The next change of direction, or rather new slant on a waning formula, came in the late 1960s: a thoroughly Chinese equivalent of the martial-arts film, based on the unarmed techniques developed in such secret societies and monasteries as Shaolin during the Middle Ages. It was Wang Yu again who paved the way, both directing and starring in The Chinese Boxer 龙虎斗 (1970), and the cycle which the West was to dub “kung-fu” was born. At the same time, however, Shaw Brothers was dealt a body-blow which was to change the whole face of the Hong Kong industry: Zou Wenhuai 邹文怀 [Raymond Chow], Hong Kong-born and Shanghai-educated production manager who had joined the organisation in late 1958, left the company and started his own production unit, Golden Harvest, in May 1970. He was to be joined later by other Shaw Brothers personnel, including Wang.

Zou, after 11½ years of working alongside Shao Yifu, had plenty of experience; all he lacked was sufficient money to realise his vision of a wider market for Chinese films, since the West was still unaware of this thriving corner of the film world (despite the fact that the Japanese industry had always enjoyed a cult following outside East Asia – something which rightly galls Hong Kong film-makers). During 1970 Golden Harvest produced a number of pictures, none of them runaway successes; then in 1971 Zou, via a telephone call to Los Angeles, invited Li Xiaolong, an Overseas Chinese actor waiting for his big break to come in Hollywood, to star in a film called The Big Boss 唐山大兄 (1971). Li accepted Zou’s terms – which represented something of a gamble at that stage of Golden Harvest’s history – came to Hong Kong, re-worked the script, and made the film in two months in Bangkok that same year. The job done, Li returned to Los Angeles to appear in two more episodes of the TV series Longstreet (he had already done the pilot before leaving for Hong Kong), convinced that his reputation would be made there rather than in his spiritual homeland. [Though US-born, Li was raised in Hong Kong, where he was a child actor in many films; but in his late teens he was sent back to the US to further his education.] In East Asia The Big Boss caused a sensation at the box office [in late 1971, taking HK$3.2 million in Hong Kong and becoming the year’s no. 1]; but still Hollywood took no notice. Li, therefore, returned to Hong Kong to shoot Fist of Fury 精武门 (1972), the film which confirmed his superstar status in that part of the world and which provided his first introduction to Western audiences. Golden Harvest was by now beginning to challenge the mighty Shaw Brothers, and Zou had a hot property on his hands; unable to equal any of the mighty offers being made to Li, he came to an agreement to co-produce Li’s next film, The Way of the Dragon 猛龙过江 (1972), on a 50/50 basis with the star’s own company, Concord Films 协和. Li also directed.

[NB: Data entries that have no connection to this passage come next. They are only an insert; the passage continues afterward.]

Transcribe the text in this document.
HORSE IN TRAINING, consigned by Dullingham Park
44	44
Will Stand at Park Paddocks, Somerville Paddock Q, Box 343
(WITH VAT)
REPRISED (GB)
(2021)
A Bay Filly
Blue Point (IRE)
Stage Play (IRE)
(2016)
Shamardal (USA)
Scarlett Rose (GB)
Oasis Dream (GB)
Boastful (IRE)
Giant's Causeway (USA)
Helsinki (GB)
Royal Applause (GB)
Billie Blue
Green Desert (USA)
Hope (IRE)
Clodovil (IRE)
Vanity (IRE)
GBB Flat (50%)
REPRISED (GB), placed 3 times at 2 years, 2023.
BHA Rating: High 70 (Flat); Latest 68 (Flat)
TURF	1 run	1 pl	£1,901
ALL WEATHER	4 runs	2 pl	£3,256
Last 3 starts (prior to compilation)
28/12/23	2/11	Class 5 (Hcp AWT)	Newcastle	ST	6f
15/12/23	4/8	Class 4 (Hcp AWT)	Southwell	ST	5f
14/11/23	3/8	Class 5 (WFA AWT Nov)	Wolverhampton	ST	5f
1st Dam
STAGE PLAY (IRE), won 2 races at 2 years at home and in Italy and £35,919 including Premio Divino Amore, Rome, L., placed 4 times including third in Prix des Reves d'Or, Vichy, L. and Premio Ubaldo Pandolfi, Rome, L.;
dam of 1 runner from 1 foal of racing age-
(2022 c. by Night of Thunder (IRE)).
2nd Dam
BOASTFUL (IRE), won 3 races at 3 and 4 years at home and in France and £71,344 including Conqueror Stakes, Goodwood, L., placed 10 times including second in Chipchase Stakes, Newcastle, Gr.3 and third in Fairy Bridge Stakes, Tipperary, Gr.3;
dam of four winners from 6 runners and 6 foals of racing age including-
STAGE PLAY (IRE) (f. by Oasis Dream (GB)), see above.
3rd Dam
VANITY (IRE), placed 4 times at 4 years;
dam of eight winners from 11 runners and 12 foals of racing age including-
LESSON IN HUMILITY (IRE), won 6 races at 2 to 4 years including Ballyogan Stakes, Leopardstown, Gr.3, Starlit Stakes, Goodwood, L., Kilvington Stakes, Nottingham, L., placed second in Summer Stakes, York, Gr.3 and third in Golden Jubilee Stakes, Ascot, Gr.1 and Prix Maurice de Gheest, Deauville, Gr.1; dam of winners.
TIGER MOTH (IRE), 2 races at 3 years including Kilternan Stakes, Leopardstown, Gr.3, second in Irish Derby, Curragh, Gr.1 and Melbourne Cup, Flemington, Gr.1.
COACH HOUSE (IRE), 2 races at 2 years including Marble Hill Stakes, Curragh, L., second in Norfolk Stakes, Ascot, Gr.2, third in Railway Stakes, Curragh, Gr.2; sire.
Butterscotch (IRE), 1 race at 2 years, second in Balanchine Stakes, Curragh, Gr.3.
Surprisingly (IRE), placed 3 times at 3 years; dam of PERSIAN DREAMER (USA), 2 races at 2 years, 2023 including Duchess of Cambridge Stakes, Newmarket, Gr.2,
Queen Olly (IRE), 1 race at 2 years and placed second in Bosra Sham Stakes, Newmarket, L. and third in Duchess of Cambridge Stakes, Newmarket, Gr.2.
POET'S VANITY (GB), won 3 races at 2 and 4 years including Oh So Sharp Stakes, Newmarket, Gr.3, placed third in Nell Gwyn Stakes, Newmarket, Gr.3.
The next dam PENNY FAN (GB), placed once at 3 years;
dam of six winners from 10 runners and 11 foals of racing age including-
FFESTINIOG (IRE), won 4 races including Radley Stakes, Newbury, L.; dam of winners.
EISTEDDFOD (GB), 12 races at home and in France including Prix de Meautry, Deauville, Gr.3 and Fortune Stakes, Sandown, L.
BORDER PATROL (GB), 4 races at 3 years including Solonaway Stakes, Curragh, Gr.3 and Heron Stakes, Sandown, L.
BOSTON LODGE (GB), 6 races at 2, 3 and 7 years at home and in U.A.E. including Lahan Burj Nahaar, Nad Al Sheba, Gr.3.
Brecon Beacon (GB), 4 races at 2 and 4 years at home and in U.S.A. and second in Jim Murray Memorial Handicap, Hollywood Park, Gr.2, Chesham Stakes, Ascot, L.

By then even Hollywood was interested. The success of the TV series Kung Fu, starring David Carradine (derived from an idea in which Li had desperately wanted to star in 1971), had proved there was a market for the fad in the US, and Warner Brothers, the company which had kept Li dangling a few years earlier, now found itself bidding for his services in Enter the Dragon 龙争虎斗 (1973), a US/Hong Kong co-production nominally directed by Robert Clouse. That over, Li, between working on the dubbing of the film, [returned to work on a film he had started shooting before Enter the Dragon, called] The Game of Death 死亡游戏. It remains uncompleted to this day [1977], despite attempts by Golden Harvest to make something of the surviving footage using contract actor Tian Jun 田俊 [James Tien]. [In 1978 a version was released under the title Game of Death 死亡游戏, patched together by Clouse with a new plot concocted by him and Zou, and using doubles for Li, including South Korean martial artist Gim Tae-jeong 김태정 | 金泰靖 and Hong Kong stuntman Yuan Biao 元彪.]

Li’s sudden death in Jul 1973 stunned the whole of East Asia; elsewhere the world was just beginning to catch up on events of the past decade, and companies, from the smallest independents to Shaw Brothers and Golden Harvest, ransacked their archives for saleable product to cash in on the sudden worldwide popularity of Hong Kong cinema. It is difficult to say how things would have turned out if Li were still alive. At the time of his death there were rumours that he was thinking of joining Shaw Brothers (which had made him a risible offer way back in the 1960s when he was unknown); certainly Hong Kong cinema would still have been on the map now [1977], rather than in the indecisive position it currently holds. The simple fact is that, despite producing several stars of international fame (Jiang Dawei 姜大卫 [David Chiang], Mao Ying 茅瑛 [Angela Mao], Luo Lie 罗烈, Wang Yu 王羽 – the first and last of whom have made English-language co-productions), Hong Kong has no one who has attracted mass attention in quite the same way as Li. This should not really be a hurdle to international acceptance (Japan’s Mifune Toshiro 三船敏郎 has never enjoyed Li-like status), but the film world does not tolerate voids.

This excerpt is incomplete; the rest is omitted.